Karena pasien kerap terpajan sinar UV dari matahari, hal ini turut menjadi faktor risiko
penyebab timbulnya pterigium. Adanya selaput ini berawal dari bagian mata dekat hidung dan
berangsur menjalar ke bagian tengah mata (kornea) karena terus mendapat stimulasi, tidak
memakai kacamata, serta tidak di obati hingga sekarang sudah menjalar melewati limbus,
namun belum sampai menimbulkan keluhan gangguan visus. Apabila menghadapi keluhan
penurunan visus perlahan seperti pada pasien ini, perlu dipikirkan beberapa diagnosis banding
yaitu pseudopterigium dan pinguekulum.
Pada pasien ini di diagnosis dengan pterigium grade II dengan arkus senilis pada kedua
mata. Pterigium ditegakkan dari hasil anamnesis dan pemeriksaan fisik yang mendukung,
antara lain adanya faktor risiko berupa pekerjaan dan usia, serta dari pemeriksaan fisik
ditemukan selaput yang identik dengan ciri pterigium. Arkus senilis pada pasien merupakan
hal yang umum dialami oleh orang dengan rentang usia diatas 40 tahun.
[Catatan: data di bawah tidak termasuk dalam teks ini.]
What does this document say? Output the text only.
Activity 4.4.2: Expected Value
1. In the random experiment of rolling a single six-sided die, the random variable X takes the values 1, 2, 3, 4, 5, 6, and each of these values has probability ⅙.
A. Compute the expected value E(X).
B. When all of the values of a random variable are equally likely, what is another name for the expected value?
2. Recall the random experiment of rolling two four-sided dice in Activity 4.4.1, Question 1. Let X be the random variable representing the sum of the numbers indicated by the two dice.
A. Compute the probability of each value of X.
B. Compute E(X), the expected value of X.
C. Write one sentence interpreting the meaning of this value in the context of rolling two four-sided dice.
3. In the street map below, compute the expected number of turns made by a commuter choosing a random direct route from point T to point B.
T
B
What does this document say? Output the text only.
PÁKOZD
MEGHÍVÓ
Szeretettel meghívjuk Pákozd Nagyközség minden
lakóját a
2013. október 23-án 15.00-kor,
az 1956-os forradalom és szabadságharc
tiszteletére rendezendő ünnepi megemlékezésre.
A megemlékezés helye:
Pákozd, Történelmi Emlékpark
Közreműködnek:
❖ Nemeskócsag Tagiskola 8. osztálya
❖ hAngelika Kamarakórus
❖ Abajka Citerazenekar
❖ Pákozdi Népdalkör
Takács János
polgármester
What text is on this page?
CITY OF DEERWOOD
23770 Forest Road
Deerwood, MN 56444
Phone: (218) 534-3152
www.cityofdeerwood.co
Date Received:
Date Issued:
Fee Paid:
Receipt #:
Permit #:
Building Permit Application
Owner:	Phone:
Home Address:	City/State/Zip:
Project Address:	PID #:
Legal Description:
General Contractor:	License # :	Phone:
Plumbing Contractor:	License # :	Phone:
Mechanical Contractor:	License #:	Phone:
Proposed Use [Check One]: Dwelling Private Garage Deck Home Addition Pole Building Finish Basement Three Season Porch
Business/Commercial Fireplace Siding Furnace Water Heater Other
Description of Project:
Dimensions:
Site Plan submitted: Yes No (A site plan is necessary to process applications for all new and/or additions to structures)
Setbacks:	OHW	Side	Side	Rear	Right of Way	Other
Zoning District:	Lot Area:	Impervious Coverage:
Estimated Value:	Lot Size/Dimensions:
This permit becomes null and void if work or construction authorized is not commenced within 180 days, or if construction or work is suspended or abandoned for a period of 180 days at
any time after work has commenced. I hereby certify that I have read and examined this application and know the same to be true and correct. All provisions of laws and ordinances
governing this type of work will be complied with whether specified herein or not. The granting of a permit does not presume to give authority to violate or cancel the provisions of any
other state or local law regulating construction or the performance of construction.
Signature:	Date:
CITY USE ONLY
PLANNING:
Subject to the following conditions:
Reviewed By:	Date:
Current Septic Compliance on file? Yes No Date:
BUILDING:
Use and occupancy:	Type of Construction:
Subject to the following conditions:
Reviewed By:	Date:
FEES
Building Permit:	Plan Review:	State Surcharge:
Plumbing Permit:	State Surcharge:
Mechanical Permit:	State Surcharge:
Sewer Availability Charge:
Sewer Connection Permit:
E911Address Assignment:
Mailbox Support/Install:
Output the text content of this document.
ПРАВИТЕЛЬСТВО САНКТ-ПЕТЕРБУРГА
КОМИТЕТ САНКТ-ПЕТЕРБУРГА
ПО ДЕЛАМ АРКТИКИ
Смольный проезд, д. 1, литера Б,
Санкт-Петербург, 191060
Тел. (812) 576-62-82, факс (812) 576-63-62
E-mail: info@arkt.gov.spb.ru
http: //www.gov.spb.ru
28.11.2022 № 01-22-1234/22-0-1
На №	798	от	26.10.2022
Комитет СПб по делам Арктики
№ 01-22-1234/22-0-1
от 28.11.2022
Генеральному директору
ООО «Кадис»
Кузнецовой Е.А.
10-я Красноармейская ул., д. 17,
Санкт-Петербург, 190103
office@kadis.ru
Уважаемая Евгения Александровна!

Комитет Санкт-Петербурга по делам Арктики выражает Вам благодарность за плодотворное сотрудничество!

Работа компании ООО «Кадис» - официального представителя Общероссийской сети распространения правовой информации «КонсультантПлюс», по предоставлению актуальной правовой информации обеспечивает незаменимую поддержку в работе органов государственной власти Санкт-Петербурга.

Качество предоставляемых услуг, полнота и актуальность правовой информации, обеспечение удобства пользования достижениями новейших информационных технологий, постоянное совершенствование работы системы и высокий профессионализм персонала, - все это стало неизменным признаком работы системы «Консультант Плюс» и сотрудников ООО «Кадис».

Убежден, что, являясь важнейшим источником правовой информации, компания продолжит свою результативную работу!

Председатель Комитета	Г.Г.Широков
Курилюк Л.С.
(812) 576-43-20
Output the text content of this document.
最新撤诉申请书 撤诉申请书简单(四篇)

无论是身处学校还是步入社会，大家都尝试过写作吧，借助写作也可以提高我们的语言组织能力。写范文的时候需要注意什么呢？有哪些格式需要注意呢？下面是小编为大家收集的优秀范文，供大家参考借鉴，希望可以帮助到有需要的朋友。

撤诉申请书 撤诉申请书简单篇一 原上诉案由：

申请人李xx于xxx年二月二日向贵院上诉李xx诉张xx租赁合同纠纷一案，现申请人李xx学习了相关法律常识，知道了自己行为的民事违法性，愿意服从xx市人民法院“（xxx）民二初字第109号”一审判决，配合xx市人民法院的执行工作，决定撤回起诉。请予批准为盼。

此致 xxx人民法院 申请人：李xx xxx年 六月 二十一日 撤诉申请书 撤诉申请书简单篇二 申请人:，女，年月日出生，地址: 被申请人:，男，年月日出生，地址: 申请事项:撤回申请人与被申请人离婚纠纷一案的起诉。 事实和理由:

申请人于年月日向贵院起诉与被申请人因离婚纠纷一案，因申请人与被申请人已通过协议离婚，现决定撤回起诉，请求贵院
Lingkaran abu-abu
keputihan di tepi kornea ini disebabkan oleh adanya jaringan adiposa, maka dari itu perlu
dipertimbangkan pada pasien ini untuk di periksakan profil lipid untuk mengetahui apakah
pasien juga menderita dislipidemia.
Untuk tatalaksana yang direncanakan untuk pasien ini, pasien diarahkan untuk
melakukan pencegahan agar tidak terpacu pertumbuhan pterigiumnya oleh stimulasi dari sinar
matahari dengan menggunakan kacamata pelindung. Pasien juga diresepkan tetes mata sodium
diklofenak 0,1% untuk digunakan apabila pterigium mengalami iritasi. Pasien akan dirujuk ke
dokter spesialis mata untuk kemudian dipertimbangkan untuk dilakukan operasi. Sedangkan
untuk arkus senilis pasien tidak bisa dihilangkan, namun akan diperiksa apakah pasien
membutuhkan obat dislipidemia. Kemudian pasien akan dilakukan monitoring post terapi
meliputi tanda vital pasien, klinis dan keluhan pasien, ketajaman visus, lapang pandang, serta
tanda–tanda komplikasi secara berkala. Edukasi yang akan diberikan kepada pasien adalah
seputar penjelasan tentang penyakit terkait dan prognosisnya, menjelaskan segala pemeriksaan
yang akan dilakukan dan tujuannya, menjelaskan terapi beserta tujuan, komplikasi yang bisa
terjadi serta edukasi agar kontrol rutin post tatalaksana definitif berupa terapi operatif.